演者 三宅 達也(島根大学医学部消化器・肝臓内科)
共同演者 佐藤 秀一(島根大学医学部附属病院光学医療診療部), 齋藤 宰(島根大学医学部消化器・肝臓内科), 大嶋 直樹(島根大学医学部消化器・肝臓内科), 飛田 博史(島根大学医学部消化器・肝臓内科), 石原 俊治(島根大学医学部消化器・肝臓内科), 木下 芳一(島根大学医学部消化器・肝臓内科)

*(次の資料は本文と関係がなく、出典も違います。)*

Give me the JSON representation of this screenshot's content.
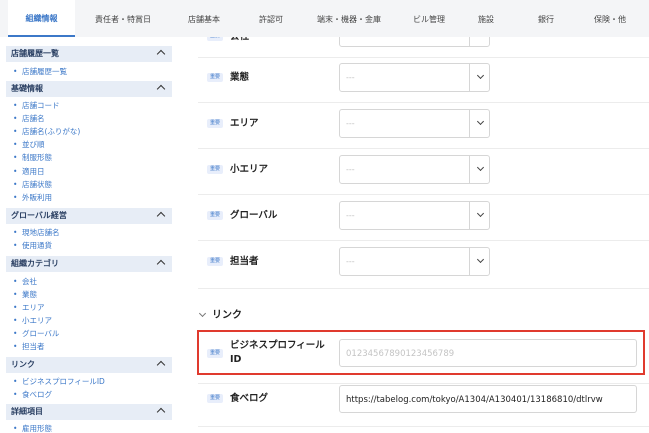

抄録 【目的】2009年に免疫抑制・化学療法により発症するB型肝炎対策ガイドラインが作成され,リツキシマブをはじめとする免疫抑制剤や抗癌剤を投与する際のHBVマーカー測定,HBVモニタリング,予防的核酸アナログ投与に関するアルゴリズムが提示されているが,実際どの程度ガイドラインに沿った診療がなされているか検討した.【方法】2010年1月~2012年3月までに当院でリツキシマブを投与された96例(男性45例,女性51例,平均年齢68.9歳).原疾患は,悪性リンパ腫88例,MALT 5例,腎移植前2例,慢性リンパ性白血病1例.ガイドラインに沿ったHBV感染のチェックおよび治療開始後に適切な経過観察が行われているか調査した.【結果】HBs抗原は全例で測定されており全て陰性であったが,HBs抗体,HBc抗体ともに測定されていたのは86例(89.6%)であった.HBV既感染例は37例(38.5%)あり,HBs抗体またはHBc抗体が測定されておらず既感染か判断できない症例が7例(7.3%)存在した.既感染と判断された37例中4例(1.1%)はHBV-DNAを提出されておらず,HBV-DNAを測定されていた症例でもガイドラインに従って毎月測定されていたのは5例(13.5%)のみであり,他は不十分な経過観察となっていた.HBV再活性化については,既感染の1例で経過観察中HBV-DNAが一過性に陽性となったがトランスアミナーゼの上昇は認めなかった.また治療前にHBs抗体,HBc抗体,HBV-DNAを測定されていなかった1例がde novo肝炎を発症した.【結論】リツキシマブ投与例のうち約4割がHBV既感染例であったが,ガイドラインに則した経過観察をされている例は未だ少なくde novo肝炎も発症していた.血液内科をはじめとする他科へのさらなる啓発および肝臓内科との連携が必要であると考える.